I guess ill be in the minority to say that i was not impressed with the "New Halloween". I saw it last night and from the reviews was really looking forward to enjoying it, Don't get me wrong, i liked it but far from loved it. The story was OK but it was pretty predictable, badly written and not scary at at all. Some of the kills were violent/brutal but i did not even flinch at the "jump scares". I just felt there were a lot of holes and dumb people doing dumb things throughout... but it was a horror flick so that is to be expected. I did enjoy the "easter eggs" throughout and liked that there were nods to the franchise but in the end it was just an OK horror movie and i was hoping for great! Music was A+ though and as always, so great to hear on the big screen!

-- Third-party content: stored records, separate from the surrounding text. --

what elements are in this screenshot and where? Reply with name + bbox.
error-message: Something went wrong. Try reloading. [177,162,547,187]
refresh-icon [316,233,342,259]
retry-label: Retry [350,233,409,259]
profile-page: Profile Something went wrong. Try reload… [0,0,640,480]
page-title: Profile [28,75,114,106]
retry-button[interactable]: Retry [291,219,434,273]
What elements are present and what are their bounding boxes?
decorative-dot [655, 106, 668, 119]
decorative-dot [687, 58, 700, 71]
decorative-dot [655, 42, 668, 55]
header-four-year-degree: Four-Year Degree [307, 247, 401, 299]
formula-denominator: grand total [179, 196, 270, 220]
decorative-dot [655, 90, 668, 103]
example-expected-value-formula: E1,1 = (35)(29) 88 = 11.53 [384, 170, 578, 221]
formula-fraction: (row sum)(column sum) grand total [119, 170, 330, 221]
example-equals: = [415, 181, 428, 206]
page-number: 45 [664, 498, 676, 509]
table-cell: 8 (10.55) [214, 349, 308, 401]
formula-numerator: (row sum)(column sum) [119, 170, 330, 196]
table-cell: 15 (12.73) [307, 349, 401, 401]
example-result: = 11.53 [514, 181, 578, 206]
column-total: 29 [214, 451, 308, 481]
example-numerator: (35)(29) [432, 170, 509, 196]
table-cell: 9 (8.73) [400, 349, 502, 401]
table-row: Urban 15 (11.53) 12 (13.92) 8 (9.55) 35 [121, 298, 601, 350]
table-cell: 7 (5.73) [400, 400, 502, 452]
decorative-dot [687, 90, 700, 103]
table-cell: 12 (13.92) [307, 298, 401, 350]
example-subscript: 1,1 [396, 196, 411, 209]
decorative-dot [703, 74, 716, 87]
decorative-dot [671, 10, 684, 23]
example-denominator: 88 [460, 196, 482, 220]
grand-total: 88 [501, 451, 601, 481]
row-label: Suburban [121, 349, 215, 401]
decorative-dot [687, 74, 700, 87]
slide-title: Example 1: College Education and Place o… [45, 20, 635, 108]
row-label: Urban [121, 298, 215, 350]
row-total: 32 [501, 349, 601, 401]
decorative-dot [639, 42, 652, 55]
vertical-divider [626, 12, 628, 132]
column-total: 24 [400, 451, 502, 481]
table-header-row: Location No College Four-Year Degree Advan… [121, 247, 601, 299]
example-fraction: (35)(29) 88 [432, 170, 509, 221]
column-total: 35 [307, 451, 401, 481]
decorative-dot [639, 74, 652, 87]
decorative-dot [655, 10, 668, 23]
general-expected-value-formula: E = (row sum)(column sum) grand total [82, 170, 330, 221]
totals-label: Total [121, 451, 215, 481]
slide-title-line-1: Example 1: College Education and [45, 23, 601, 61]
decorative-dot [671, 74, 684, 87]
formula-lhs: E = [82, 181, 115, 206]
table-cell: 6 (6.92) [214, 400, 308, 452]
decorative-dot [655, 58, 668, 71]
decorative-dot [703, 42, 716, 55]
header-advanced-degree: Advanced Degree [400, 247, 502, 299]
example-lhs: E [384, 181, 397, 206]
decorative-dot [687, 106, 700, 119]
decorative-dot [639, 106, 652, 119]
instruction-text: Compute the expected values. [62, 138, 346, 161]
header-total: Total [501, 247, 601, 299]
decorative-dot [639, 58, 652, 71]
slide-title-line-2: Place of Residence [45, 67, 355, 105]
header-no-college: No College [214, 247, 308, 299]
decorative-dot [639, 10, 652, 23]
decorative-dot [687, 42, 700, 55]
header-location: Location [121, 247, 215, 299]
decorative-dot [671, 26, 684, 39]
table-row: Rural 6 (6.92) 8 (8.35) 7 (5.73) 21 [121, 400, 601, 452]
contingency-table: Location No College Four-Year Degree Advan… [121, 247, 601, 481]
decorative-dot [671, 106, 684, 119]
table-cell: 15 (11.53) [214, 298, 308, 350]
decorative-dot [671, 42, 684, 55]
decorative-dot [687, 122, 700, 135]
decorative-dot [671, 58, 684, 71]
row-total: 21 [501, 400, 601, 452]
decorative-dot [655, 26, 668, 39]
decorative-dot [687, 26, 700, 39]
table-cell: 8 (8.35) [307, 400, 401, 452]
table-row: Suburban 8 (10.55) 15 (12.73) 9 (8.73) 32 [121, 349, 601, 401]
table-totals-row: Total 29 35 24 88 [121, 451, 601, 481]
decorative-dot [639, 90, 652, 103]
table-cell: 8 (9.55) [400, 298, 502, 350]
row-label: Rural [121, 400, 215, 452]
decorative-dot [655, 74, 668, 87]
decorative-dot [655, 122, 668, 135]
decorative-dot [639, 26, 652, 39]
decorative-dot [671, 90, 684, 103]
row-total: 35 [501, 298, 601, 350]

@wizeguy I didn’t go into the new Halloween from a horror perspective, but more as a slasher/thriller. I got hit by a couple jump scares, but for the most part I took tension away from that movie the most. I was just really tense for majority of it. The Easter eggs were definitely fun, and the score was incredible. The intro alone had me so hyped early on.
I agree, The intro gave me goosies! Spoiler I did love the kid that played Julian. Dude is a little scene stealer!
So basically, it was EXACTLY like the original. With slightly more gore, and not enough "totally"! Just moments ago I finished my ?th rewatch of the original - its ridiculousness is what makes it so great! Annie being the hugest megabitch to her friends is so much fun to laugh at again and again.
Sooo there's going to be discussion about this week's episode of The Goldbergs in this thread right??
I loved the original and still do. Its a classic. I get that the new one was done much like the first but being that the original was made in the 70s and has the old school look and super creepy feel, it sits up there with one of my all time favorite horror flicks. I just did not love the new one. It is possible to not like the new one AND still like the original. Having said that, I am a fan of 80s slasher/Horror films that are often cheesy/campy (Friday the 13th, which is my favorite horror franchise) but during that time i was a kid so those films were also scary. The way horror was filmed back then was gritty and sloppy which made them more authentic. This is just my opinion. I will still see the sequel to the Blumhouse version of Halloween if/when it comes out because at the end of the day its still a Halloween movie and i always love seeing Michael Myers on the big screen. Speaking of Friday the 13th, this article just came out: https://www.polygon.com/2018/10/22/18010868/friday-the-13th-reboot-lebron-james-production
I think I get it. For me very few movies ever capture that gritty, dirty slasher feel from the 70s and early 80s. They are either to clean or try to hard to be torture porn and just aren't enjoyable. I thought Halloween did a great job of feeling like it was in a modern setting but still capturing the unstoppable killer vibe. That one shot scene of him walking through the neighborhood was pretty damn impressive especially for one continuous shot. I loved how that one kid was all "Uhh he killed a few people so what? Worse stuff happens every single day!". Yeah people do stupid things but that is true of most horror and always has been. I enjoyed how he murdered people brutally but the movie didn't go out of it's way to show them suffering. It wasn't distasteful at all, more matter of fact killing which makes the killer seem so disconnected and cold. Like it wasn't for enjoyment or even just evil. It was just who he was.
So Summer of '84. I gotta say, I kinda dug it. It could have been at least 15 minutes shorter, and they did not nail the '80s aesthetic, but I liked it nonetheless. I'm kind of a sucker for Rear Window type stories, hell I even like Disturbia, so this kinda hit my wheelhouse in that regard. The end was interesting as well. I was not a fan of the retro-jack-off-session that was Turbo Kid, but I think these guys can go on to better things after this. It's up on Shudder now, so if you're already subscribed it's worth a look, IMO.